“The compelling story of two outsiders striving to find their place in an unforgiving world. Drifters in search of work, George and his simple-minded friend Lennie have nothing in the world except each other and a dream–a dream that one day they will have some land of their own. Eventually they find work on a ranch in California’s Salinas Valley, but their hopes are doomed as Lennie, struggling against extreme cruelty, misunderstanding and feelings of jealousy, becomes a victim of his own strength” (GoodReads).
When I was thirteen, my mom “made” me read Of Mice and Men. It wasn’t like you could really “make” me read anything; honestly, I’d read whatever I could get my hands on. I wasn’t picky. However, I was sticking to the same genre (Harry Potter’s it’s own genre, right? Just kidding…).
Anyway, my mom gave me this book to read, and I read it in a day. I was engrossed, even though it wasn’t something I’d normally pick up for myself. I usually picked up fantasy or supernatural books as a kid. I wasn’t all that crazy about realistic fiction.

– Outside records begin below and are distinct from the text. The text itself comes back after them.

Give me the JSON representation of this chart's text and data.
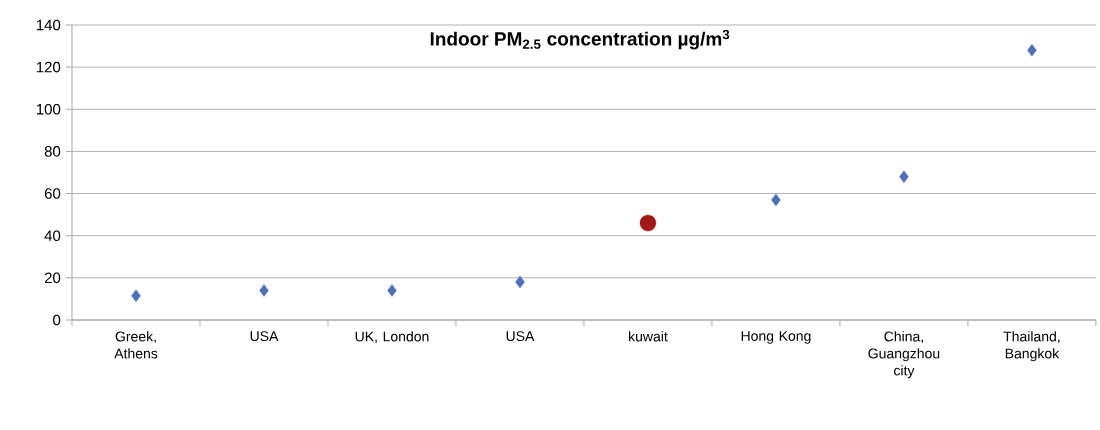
{
  "chart_data": {
    "type": "scatter",
    "title": "Indoor PM$_{2.5}$ concentration µg/m$^{3}$",
    "categories": [
      "Greek, Athens",
      "USA",
      "UK, London",
      "USA",
      "kuwait",
      "Hong Kong",
      "China, Guangzhou city",
      "Thailand, Bangkok"
    ],
    "series": [
      {
        "color": "#4f6fb8",
        "marker": "diamond",
        "values": [
          11.5,
          14,
          14,
          18,
          null,
          57,
          68,
          128
        ]
      },
      {
        "color": "#a01818",
        "marker": "circle",
        "values": [
          null,
          null,
          null,
          null,
          46,
          null,
          null,
          null
        ]
      }
    ],
    "ylim": [
      0,
      140
    ],
    "yticks": [
      0,
      20,
      40,
      60,
      80,
      100,
      120,
      140
    ],
    "grid": "y"
  }
}
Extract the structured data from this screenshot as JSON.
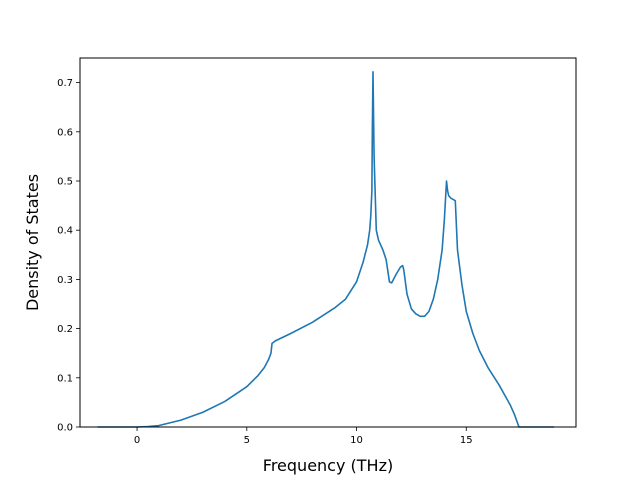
{
  "chart_data": {
    "type": "line",
    "title": "",
    "xlabel": "Frequency (THz)",
    "ylabel": "Density of States",
    "xlim": [
      -2.6,
      20.0
    ],
    "ylim": [
      0.0,
      0.75
    ],
    "xticks": [
      0,
      5,
      10,
      15
    ],
    "yticks": [
      0.0,
      0.1,
      0.2,
      0.3,
      0.4,
      0.5,
      0.6,
      0.7
    ],
    "xtick_labels": [
      "0",
      "5",
      "10",
      "15"
    ],
    "ytick_labels": [
      "0.0",
      "0.1",
      "0.2",
      "0.3",
      "0.4",
      "0.5",
      "0.6",
      "0.7"
    ],
    "grid": false,
    "legend": "none",
    "line_color": "#1f77b4",
    "series": [
      {
        "x": [
          -1.8,
          0.0,
          0.5,
          1.0,
          2.0,
          3.0,
          4.0,
          5.0,
          5.5,
          5.8,
          6.0,
          6.1,
          6.15,
          6.3,
          7.0,
          8.0,
          9.0,
          9.5,
          10.0,
          10.3,
          10.5,
          10.6,
          10.65,
          10.7,
          10.72,
          10.75,
          10.8,
          10.9,
          11.0,
          11.2,
          11.35,
          11.5,
          11.6,
          11.8,
          12.0,
          12.1,
          12.15,
          12.3,
          12.5,
          12.7,
          12.9,
          13.1,
          13.3,
          13.5,
          13.7,
          13.9,
          14.0,
          14.1,
          14.15,
          14.2,
          14.3,
          14.5,
          14.6,
          14.8,
          15.0,
          15.3,
          15.6,
          16.0,
          16.5,
          17.0,
          17.2,
          17.4,
          19.0
        ],
        "y": [
          0.0,
          0.0,
          0.001,
          0.003,
          0.014,
          0.03,
          0.052,
          0.082,
          0.104,
          0.121,
          0.138,
          0.15,
          0.17,
          0.175,
          0.19,
          0.213,
          0.242,
          0.26,
          0.295,
          0.335,
          0.37,
          0.4,
          0.43,
          0.48,
          0.6,
          0.722,
          0.55,
          0.4,
          0.38,
          0.36,
          0.34,
          0.295,
          0.293,
          0.31,
          0.325,
          0.328,
          0.32,
          0.27,
          0.24,
          0.23,
          0.225,
          0.225,
          0.235,
          0.26,
          0.3,
          0.36,
          0.42,
          0.5,
          0.48,
          0.47,
          0.465,
          0.46,
          0.36,
          0.29,
          0.235,
          0.19,
          0.155,
          0.12,
          0.085,
          0.045,
          0.025,
          0.0,
          0.0
        ]
      }
    ]
  }
}
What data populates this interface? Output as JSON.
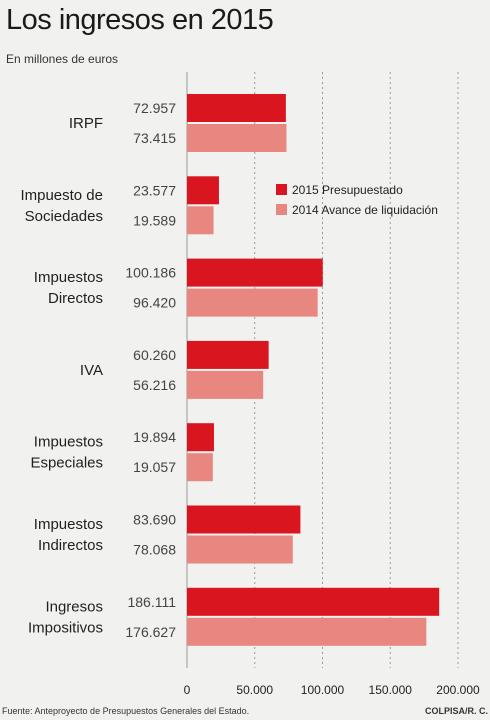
{
  "title": "Los ingresos en 2015",
  "subtitle": "En millones de euros",
  "footer": {
    "source": "Fuente: Anteproyecto de Presupuestos Generales del Estado.",
    "credit": "COLPISA/R. C."
  },
  "colors": {
    "series_2015": "#d9161f",
    "series_2014": "#e8877f",
    "grid": "#9a9a9a",
    "background": "#f1f1f0"
  },
  "chart_data": {
    "type": "bar",
    "orientation": "horizontal",
    "title": "Los ingresos en 2015",
    "subtitle": "En millones de euros",
    "categories": [
      [
        "IRPF"
      ],
      [
        "Impuesto de",
        "Sociedades"
      ],
      [
        "Impuestos",
        "Directos"
      ],
      [
        "IVA"
      ],
      [
        "Impuestos",
        "Especiales"
      ],
      [
        "Impuestos",
        "Indirectos"
      ],
      [
        "Ingresos",
        "Impositivos"
      ]
    ],
    "series": [
      {
        "name": "2015 Presupuestado",
        "values": [
          72957,
          23577,
          100186,
          60260,
          19894,
          83690,
          186111
        ],
        "labels": [
          "72.957",
          "23.577",
          "100.186",
          "60.260",
          "19.894",
          "83.690",
          "186.111"
        ]
      },
      {
        "name": "2014 Avance de liquidación",
        "values": [
          73415,
          19589,
          96420,
          56216,
          19057,
          78068,
          176627
        ],
        "labels": [
          "73.415",
          "19.589",
          "96.420",
          "56.216",
          "19.057",
          "78.068",
          "176.627"
        ]
      }
    ],
    "xlim": [
      0,
      200000
    ],
    "xticks": [
      0,
      50000,
      100000,
      150000,
      200000
    ],
    "xtick_labels": [
      "0",
      "50.000",
      "100.000",
      "150.000",
      "200.000"
    ],
    "grid": "vertical dashed",
    "legend_position": "right, beside second category"
  }
}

Of Mice and Men was different for me. It’s one of those books I’ve reread several times. I found myself absorbed in Lennie and George’s friendship. It was so pure. I think that’s what I liked most about it, their friendship. To me, it’s the true driver of the novel. It isn’t as much about the plot as it is about their relationship and George’s duty to Lennie.
Most of all, it’s a book that won’t leave you. It’s just so emotionally powerful, and those are my favorite kinds of books. If you haven’t yet, check it out from the library, borrow it from a friend, buy it. Because honestly, I think it’s one of those books you should just read.